Какую бы травинку я ни жевал, какое бы воспоминание ни вызывал в душе, один и тот же вкус преследует меня – вкус безмолвия и смерти. Вид тела Сенесе, в котором сверхчеловеческими усилиями поддерживали жизнь, вид его больничной палаты, какими их представляют в научно-фантастических фильмах, колебания стрелки между жизнью и смертью, прозрачное лицо, казавшееся карикатурой на самое себя, и даже жалкая, скрытая, но неотвязная игра слов – сопоставление комы медицинской с музыкальными комами, теми крошечными интервалами, чья тонкая одушевленность особенно свойственна произведениям нетемперированной и барочной музыки, – все это заставляло почти желать, чтобы нас лишили надежды, чтобы смерть пришла как можно скорее, чтобы нам позволили наконец предаться скорби по усопшему, дали оплакать вволю того, кого мы так любили. Нас-то не связывали с ним катетеры, нас связывала – или уже разделяла? – пропасть между бытием и небытием.
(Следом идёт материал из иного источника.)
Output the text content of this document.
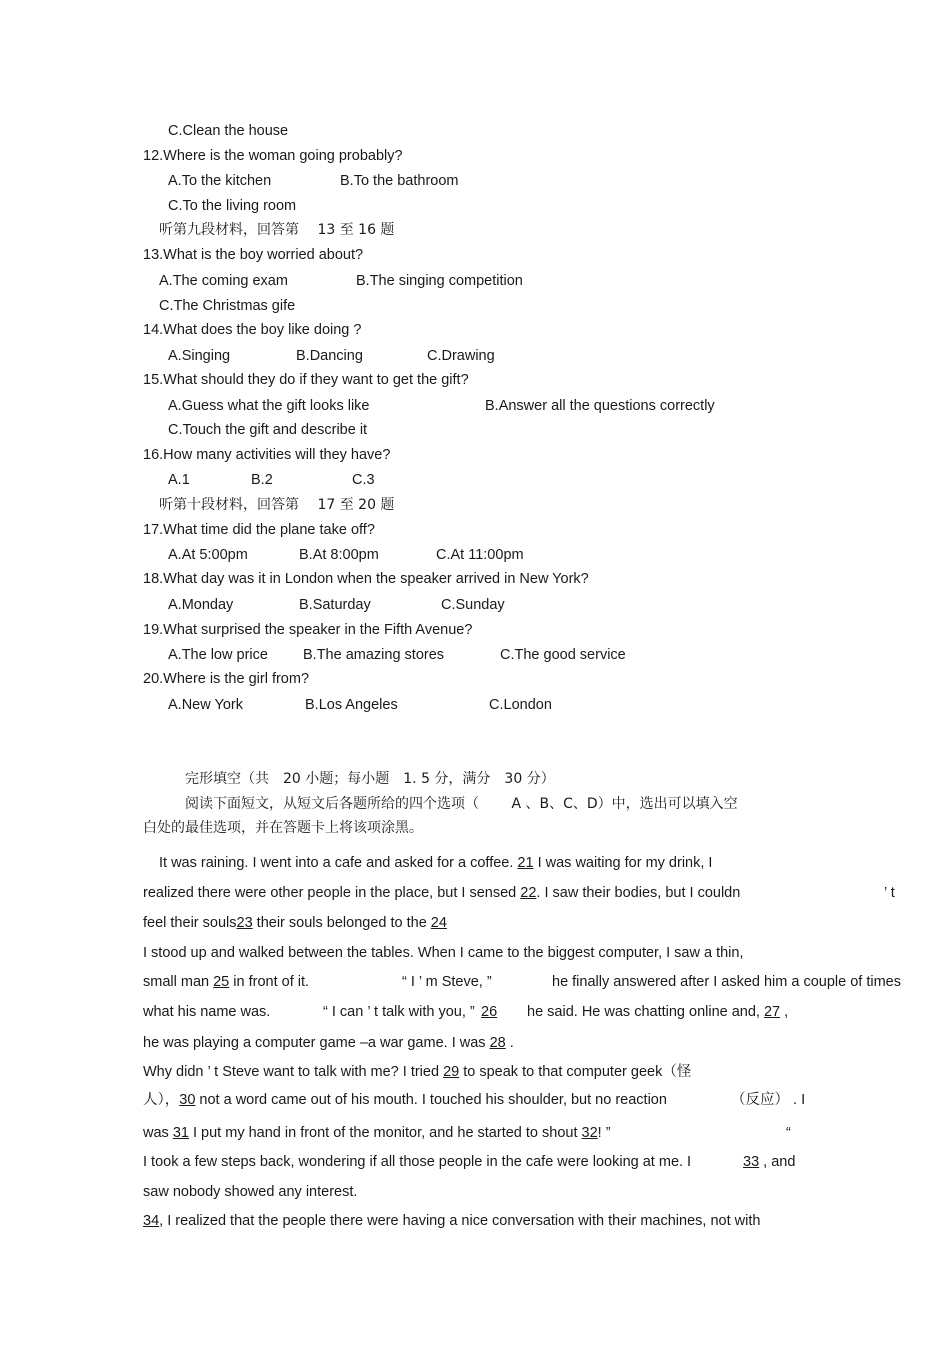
C.Clean the house
12.Where is the woman going probably?
A.To the kitchen	B.To the bathroom
C.To the living room
听第九段材料，回答第　 13 至 16 题
13.What is the boy worried about?
A.The coming exam	B.The singing competition
C.The Christmas gife
14.What does the boy like doing ?
A.Singing	B.Dancing	C.Drawing
15.What should they do if they want to get the gift?
A.Guess what the gift looks like	B.Answer all the questions correctly
C.Touch the gift and describe it
16.How many activities will they have?
A.1	B.2	C.3
听第十段材料，回答第　 17 至 20 题
17.What time did the plane take off?
A.At 5:00pm	B.At 8:00pm	C.At 11:00pm
18.What day was it in London when the speaker arrived in New York?
A.Monday	B.Saturday	C.Sunday
19.What surprised the speaker in the Fifth Avenue?
A.The low price B.The amazing stores	C.The good service
20.Where is the girl from?
A.New York	B.Los Angeles	C.London
完形填空（共　20 小题；每小题　1. 5 分，满分　30 分）
阅读下面短文，从短文后各题所给的四个选项（　　 A 、B、C、D）中，选出可以填入空
白处的最佳选项，并在答题卡上将该项涂黑。
It was raining. I went into a cafe and asked for a coffee. 21 I was waiting for my drink, I
realized there were other people in the place, but I sensed 22. I saw their bodies, but I couldn	’ t
feel their souls23 their souls belonged to the 24
I stood up and walked between the tables. When I came to the biggest computer, I saw a thin,
small man 25 in front of it.	“ I ’ m Steve, ”	he finally answered after I asked him a couple of times
what his name was.	“ I can ’ t talk with you, ” 26 he said. He was chatting online and, 27 ,
he was playing a computer game –a war game. I was 28 .
Why didn ’ t Steve want to talk with me? I tried 29 to speak to that computer geek（怪
人），30 not a word came out of his mouth. I touched his shoulder, but no reaction	（反应） . I
was 31 I put my hand in front of the monitor, and he started to shout 32! ”	“
I took a few steps back, wondering if all those people in the cafe were looking at me. I	33 , and
saw nobody showed any interest.
34, I realized that the people there were having a nice conversation with their machines, not with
13 февраля 1982 года я уехал на выходные в Рим, где проходил фестиваль старинной музыки. Холод и одиночество слишком остро ощущались в Бергхейме. Мне не хватило мужества вернуться в Бергхейм. 15-го числа, в полдень, я уже был на улице Варенн и позвонил Мэн, несмотря на страх – нужно признать, вполне обоснованный – потревожить ее. Потом отправился на улицу Пуатье. Мадам де Кропуа снова начала причитать по поводу моего ухода. Я встал. Я не слушал ее. Отойдя от «троншеновского столика», я подошел к окну, выходившему в сады и дворы соседних особняков. Маленькие садики, видные из окон, были скованы морозом и под серым, низким небом выглядели как могилы. Голые деревья, бесцветная земля, цемент с мерцающими на нем звездочками инея. Временами солнечные лучи слегка оживляли эту панораму, омывая ее светом, возвращая первозданную чистоту, придавая всему окружающему, вплоть до этой немощной погоды и отрешенно застывшего пейзажа, оттенок невинной веселости, безжалостной и вечной; но и эти лучи, вспыхнув, тотчас слабели и гасли, а свет и надежда, миг назад озарившие мир у меня на глазах, озарившие профиль мадам де Кропуа, которая, сидя за своим столом, неумолчно говорила не то со мной, не то сама с собой, – угасали тоже, хотя и гораздо медленнее, чем появлялись. Затем исчезали и они.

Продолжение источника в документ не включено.